2 min read

Read the source code

The other day, there was a bit of a twitter conversation about qqline in R.

It made me think: how exactly is the line produced by qqline chosen? I seemed to recall that the line was through the first and third quartiles.

An advantage of R is that you can just type the name of the function and see the code:

# qqline
function (y, datax = FALSE, distribution = qnorm, probs = c(0.25,
    0.75), qtype = 7, ...)
{
    stopifnot(length(probs) == 2, is.function(distribution))
    y <- quantile(y, probs, names = FALSE, type = qtype, na.rm = TRUE)
    x <- distribution(probs)
    if (datax) {
        slope <- diff(x)/diff(y)
        int <- x[1L] - slope * y[1L]
    }
    else {
        slope <- diff(y)/diff(x)
        int <- y[1L] - slope * x[1L]
    }
    abline(int, slope, ...)
}

I was right: They take the 25th and 75th percentiles of the data and of the theoretical distribution, calculate the slope and y-intercept of the line that goes through those two points, and use abline to draw the line.

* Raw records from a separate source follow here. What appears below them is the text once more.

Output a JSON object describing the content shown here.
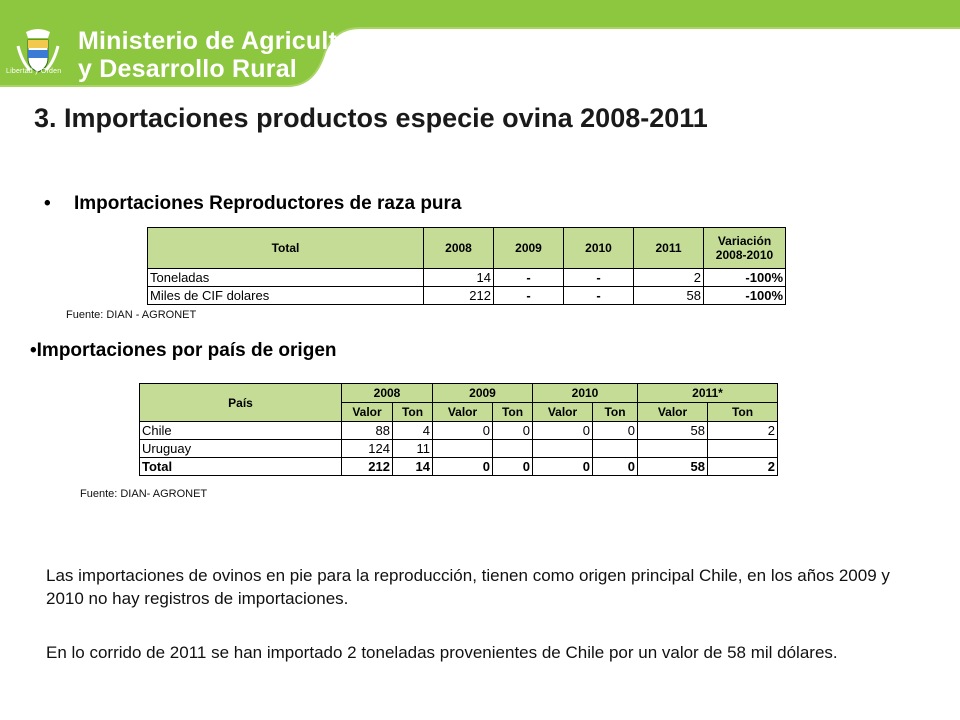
{
  "header": {
    "brand_line1": "Ministerio de Agricultura",
    "brand_line2": "y Desarrollo Rural",
    "motto": "Libertad y Orden",
    "colors": {
      "brand_green": "#8dc63f",
      "table_header": "#c4dc96"
    }
  },
  "title": "3. Importaciones productos especie ovina 2008-2011",
  "section1": {
    "bullet": "•",
    "heading": "Importaciones Reproductores de raza pura",
    "table": {
      "headers": [
        "Total",
        "2008",
        "2009",
        "2010",
        "2011",
        "Variación 2008-2010"
      ],
      "rows": [
        [
          "Toneladas",
          "14",
          "-",
          "-",
          "2",
          "-100%"
        ],
        [
          "Miles de CIF dolares",
          "212",
          "-",
          "-",
          "58",
          "-100%"
        ]
      ]
    },
    "source": "Fuente: DIAN - AGRONET"
  },
  "section2": {
    "heading": "•Importaciones por país de origen",
    "table": {
      "country_header": "País",
      "years": [
        "2008",
        "2009",
        "2010",
        "2011*"
      ],
      "sub_headers": [
        "Valor",
        "Ton",
        "Valor",
        "Ton",
        "Valor",
        "Ton",
        "Valor",
        "Ton"
      ],
      "rows": [
        [
          "Chile",
          "88",
          "4",
          "0",
          "0",
          "0",
          "0",
          "58",
          "2"
        ],
        [
          "Uruguay",
          "124",
          "11",
          "",
          "",
          "",
          "",
          "",
          ""
        ],
        [
          "Total",
          "212",
          "14",
          "0",
          "0",
          "0",
          "0",
          "58",
          "2"
        ]
      ]
    },
    "source": "Fuente: DIAN- AGRONET"
  },
  "paragraphs": [
    "Las importaciones de ovinos en pie para la reproducción, tienen como origen principal Chile, en los años 2009 y 2010 no hay registros de importaciones.",
    "En lo corrido de 2011 se han importado 2 toneladas provenientes de Chile por un valor de 58 mil dólares."
  ]
}
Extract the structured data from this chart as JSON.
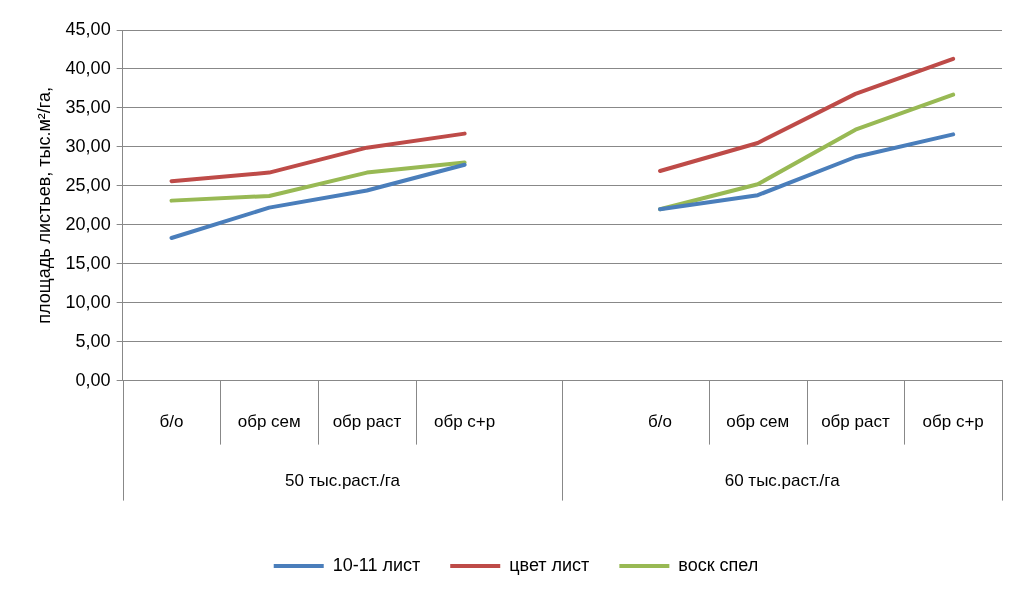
{
  "chart_data": {
    "type": "line",
    "ylabel": "площадь листьев, тыс.м²/га,",
    "categories": [
      "б/о",
      "обр сем",
      "обр раст",
      "обр с+р",
      null,
      "б/о",
      "обр сем",
      "обр раст",
      "обр с+р"
    ],
    "annotations": [
      "50 тыс.раст./га",
      "60 тыс.раст./га"
    ],
    "series": [
      {
        "name": "10-11 лист",
        "color": "#4a7ebb",
        "values": [
          18.3,
          22.2,
          24.4,
          27.7,
          null,
          22.0,
          23.8,
          28.7,
          31.6
        ]
      },
      {
        "name": "цвет лист",
        "color": "#be4b48",
        "values": [
          25.6,
          26.7,
          29.9,
          31.7,
          null,
          26.9,
          30.5,
          36.8,
          41.3
        ]
      },
      {
        "name": "воск спел",
        "color": "#98b954",
        "values": [
          23.1,
          23.7,
          26.7,
          28.0,
          null,
          22.0,
          25.2,
          32.2,
          36.7
        ]
      }
    ],
    "ylim": [
      0,
      45
    ],
    "yticks": [
      {
        "value": 0,
        "label": "0,00"
      },
      {
        "value": 5,
        "label": "5,00"
      },
      {
        "value": 10,
        "label": "10,00"
      },
      {
        "value": 15,
        "label": "15,00"
      },
      {
        "value": 20,
        "label": "20,00"
      },
      {
        "value": 25,
        "label": "25,00"
      },
      {
        "value": 30,
        "label": "30,00"
      },
      {
        "value": 35,
        "label": "35,00"
      },
      {
        "value": 40,
        "label": "40,00"
      },
      {
        "value": 45,
        "label": "45,00"
      }
    ],
    "grid": "y",
    "legend": "bottom",
    "marker": "none",
    "line_style": "solid"
  }
}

Open source means the source is open, so why not take the time to look at it?

Sometimes typing the name of the function doesn’t tell you much:

# qqnorm
function (y, ...)
UseMethod("qqnorm")

In such cases, you could try typing, for example, qqnorm.default.

Still, the comments (if there were any) get stripped off, and for long functions, it’s not pretty. So I like to keep a copy of the source code (for example, R-3.0.1.tar.gz; extract it with tar xzf R-3.0.1.tar.gz). I use grep to find the relevant files.

For example,

grep -r 'qqline' R-3.0.1/src/

shows that I should look for qqline in

R-3.0.1/src/library/stats/R/qqnorm.R

For something like cor, you might want to do:

grep -r 'cor <-' R-3.0.1/src

Or maybe:

grep -r 'cor <-' R-3.0.1/src/library/stats/R

But for cor, you probably also want to look at the C code, which is in

R-3.0.1/src/library/stats/src/cov.c

You can learn a lot about programming from the source code for R.